Ele conta que há duas possibilidades que podem diminuir sua incidência, segundo o especialista: o controle físico, removendo-a, ou o químico - que ainda é estudado no Brasil. Ainda assim, isso seria tratar apenas o reflexo de sua proliferação, que é o despejo do esgoto no rio, um crime ambiental. “Se conseguirmos sanear a cidade, vamos melhorar não só a vida do rio, mas da população como um todo", apela.
Análise das águas
Na última terça-feira (8), o Governo de Pernambuco inaugurou uma sede própria do Laboratório Professor Adaucto Silva Teixeira, no bairro de Dois Irmãos, na Zona Norte do Recife, pertencente à CPRH, uma obra que custou R$ 7 milhões e foi viabilizada com recursos do Banco Interamericano de Desenvolvimento (BID).
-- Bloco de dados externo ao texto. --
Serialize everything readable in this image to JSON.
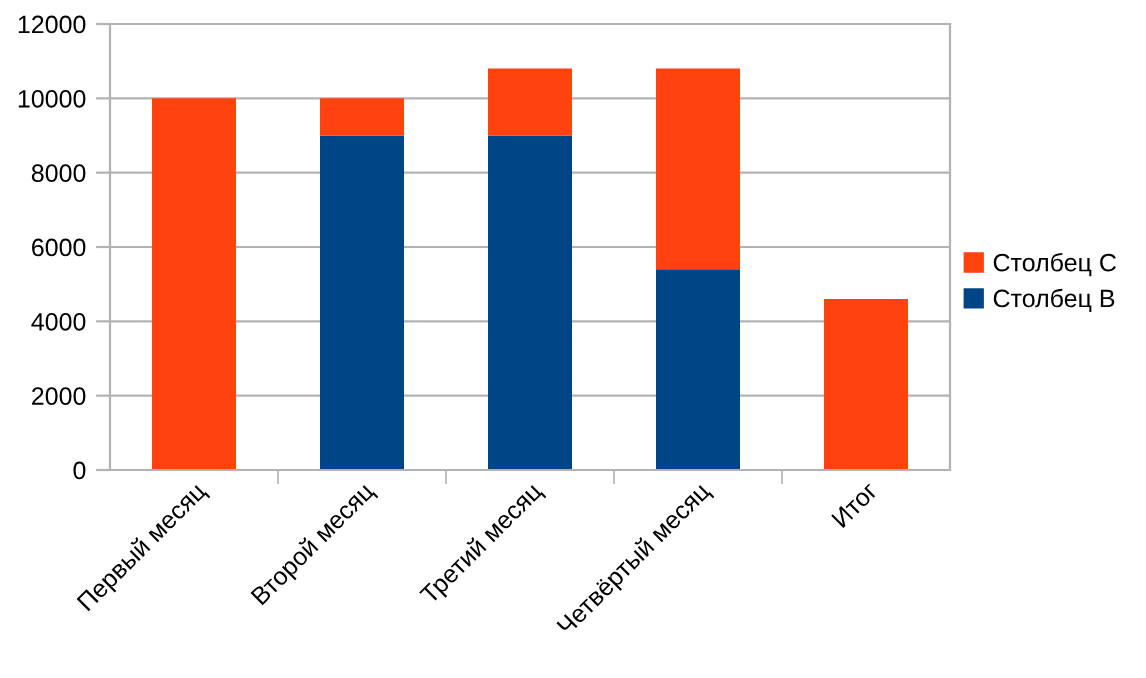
{
  "chart_data": {
    "type": "bar",
    "stacked": true,
    "categories": [
      "Первый месяц",
      "Второй месяц",
      "Третий месяц",
      "Четвёртый месяц",
      "Итог"
    ],
    "series": [
      {
        "name": "Столбец B",
        "color": "#004586",
        "values": [
          0,
          9000,
          9000,
          5400,
          0
        ]
      },
      {
        "name": "Столбец C",
        "color": "#ff420e",
        "values": [
          10000,
          1000,
          1800,
          5400,
          4600
        ]
      }
    ],
    "ylim": [
      0,
      12000
    ],
    "yticks": [
      0,
      2000,
      4000,
      6000,
      8000,
      10000,
      12000
    ],
    "grid": "y",
    "legend": "right"
  }
}
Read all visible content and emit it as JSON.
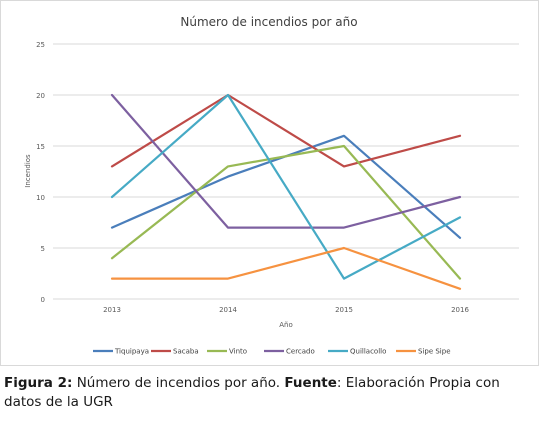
{
  "chart_data": {
    "type": "line",
    "title": "Número de incendios por año",
    "xlabel": "Año",
    "ylabel": "Incendios",
    "x": [
      "2013",
      "2014",
      "2015",
      "2016"
    ],
    "ylim": [
      0,
      25
    ],
    "yticks": [
      "0",
      "5",
      "10",
      "15",
      "20",
      "25"
    ],
    "grid": true,
    "legend_position": "bottom",
    "series": [
      {
        "name": "Tiquipaya",
        "color": "#4a7ebb",
        "values": [
          7,
          12,
          16,
          6
        ]
      },
      {
        "name": "Sacaba",
        "color": "#be4b48",
        "values": [
          13,
          20,
          13,
          16
        ]
      },
      {
        "name": "Vinto",
        "color": "#98b954",
        "values": [
          4,
          13,
          15,
          2
        ]
      },
      {
        "name": "Cercado",
        "color": "#7d60a0",
        "values": [
          20,
          7,
          7,
          10
        ]
      },
      {
        "name": "Quillacollo",
        "color": "#46aac5",
        "values": [
          10,
          20,
          2,
          8
        ]
      },
      {
        "name": "Sipe Sipe",
        "color": "#f69240",
        "values": [
          2,
          2,
          5,
          1
        ]
      }
    ]
  },
  "caption": {
    "figure_label": "Figura 2:",
    "figure_text": "Número de incendios por año.",
    "source_label": "Fuente",
    "source_text": ": Elaboración Propia con datos de la UGR"
  }
}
Segundo a gestão estadual, o centro vai concentrar o monitoramento da qualidade das águas dos rios, praias (balneabilidade) e reservatórios do Estado.
Para Felipe Melo, o monitoramento da qualidade da água é o primeiro passo para que se tenha ideia da poluição nas águas, mas é preciso ir além da análise para reverter o estado dos rios urbanos de Pernambuco. “Existem exemplos de rios que já foram muito poluídos, mas que hoje são exemplos de limpeza, como o Tâmisa, que corta Londres. Esse processo passa por uma recompensação florestal das margens, evitando assoreamento, e pela regularização de saneamento básico, que talvez seja a principal fonte de resíduos nas águas continentais."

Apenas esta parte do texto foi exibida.